SquidDev opened this issue ยท 3 comments

commented

As #235 has shown, there's definitely some still some code-style issues within CC. While we do have IntelliJ formatting/inspection configs in the root directory, this doesn't work very well for people using other IDEs (and is somewhat harder to do as part of the build process).

It would be pretty nice if we could setup decent configurations for CheckStyle and possibly SpotBugs, so we can run them from Gradle. I know the latter can be rather aggressive, so we may want to start with the settings turned down quite low and slowly ramp them up.

I'd also quite like to get some static analysis running on the Lua side, even if just to catch undeclared variables. I've been building some tooling as part of #133 which should help with this, but it may be worth trying to get LuaCheck running in the meantime.

commented

One other thing possibly worth doing is using CheckStyle's ImportControl to enforce some separation between CC's various components:

  • dan200.computercraft.api shouldn't depend on any other CC package.
  • dan200.computercraft.core shouldn't use Minecraft classes (aside from Terminal.java, due to serialisation).
  • Possibly also block some external libraries from being referenced at all (scala.*, com.sun.*, etc...).

It may be worth seeing if we want to split up dan200.computercraft.util into "core" and "non-core" packages.
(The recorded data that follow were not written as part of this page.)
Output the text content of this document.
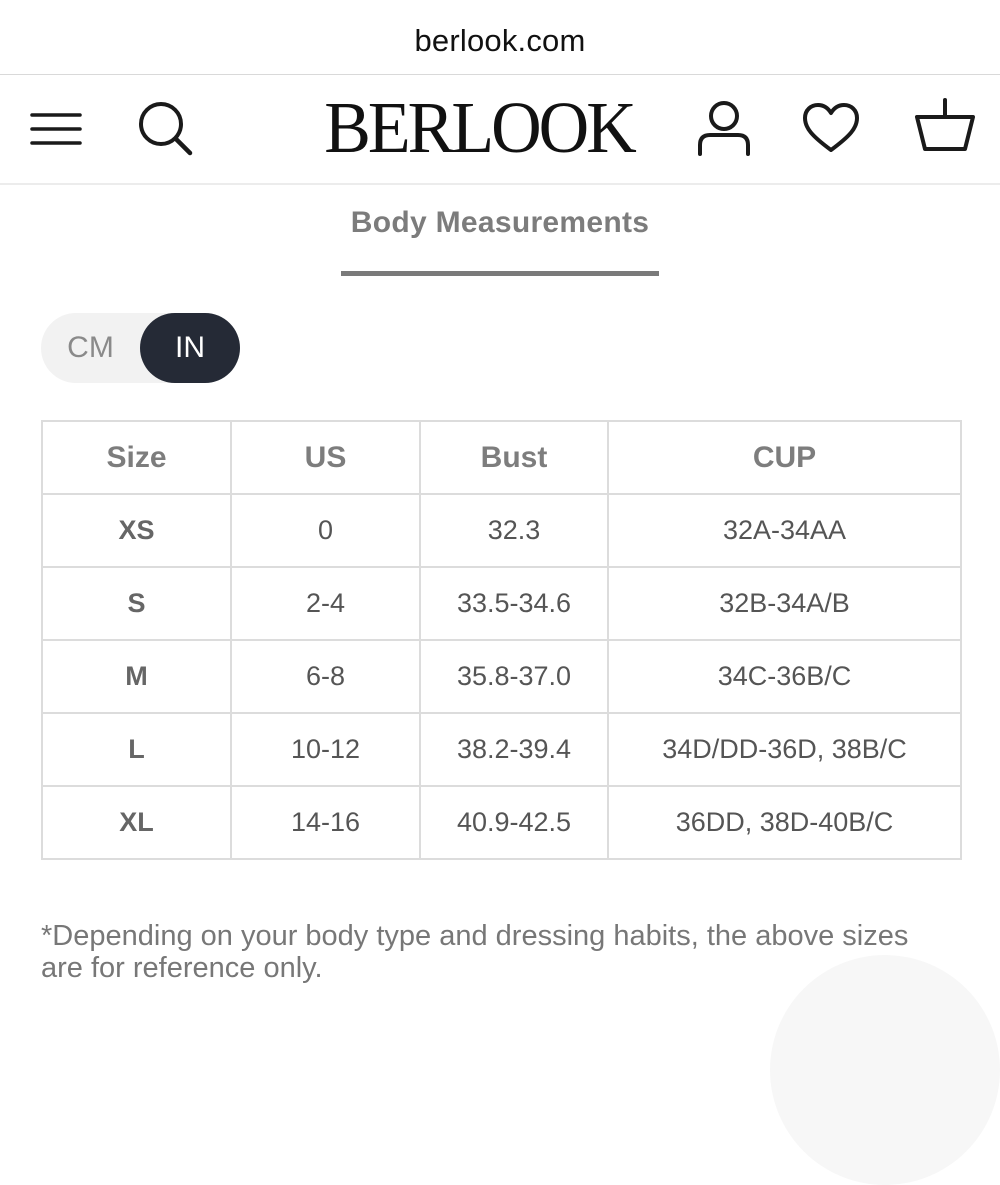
berlook.com
BERLOOK
Body Measurements
CM	IN
Size	US	Bust	CUP
XS	0	32.3	32A-34AA
S	2-4	33.5-34.6	32B-34A/B
M	6-8	35.8-37.0	34C-36B/C
L	10-12	38.2-39.4	34D/DD-36D, 38B/C
XL	14-16	40.9-42.5	36DD, 38D-40B/C
*Depending on your body type and dressing habits, the above sizes are for reference only.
Or alternatively move some of the Minecraft-specific things into shared. For instance, TickScheduler should probably be moved to make it clear that it's part of the core infrastructure, rather than just a helper class.

commented

So I added CheckStyle and the license plugin last week, and they caught a couple of issues (not actual bugs, but definite problems).

I've had a bit of a fiddle with SpotBugs, and found a couple of possible bugs in our code - I need to play around a little more, fix those and hopefully enable it by default.

A couple of other things it may be worth trying instead:

  • Error Prone. Like SpotBugs, probably more aggressive than I'd like, but still...
  • Checker Framework. This is something I've wanted to do for a while. Some things I'd like to see if we can enforce with this (or with custom checkers):
    • Enforce purity on writeDescription methods (see #245).
    • Some sort of tainting for server-thread only methods - can we ensure that peripheral methods are thread safe (likewise, client/server methods). This feels like a modification of the "Gui Effect checker".
commented

I'd love to do more on this, but I think right now the cost/benefit of doing so isn't worthwhile.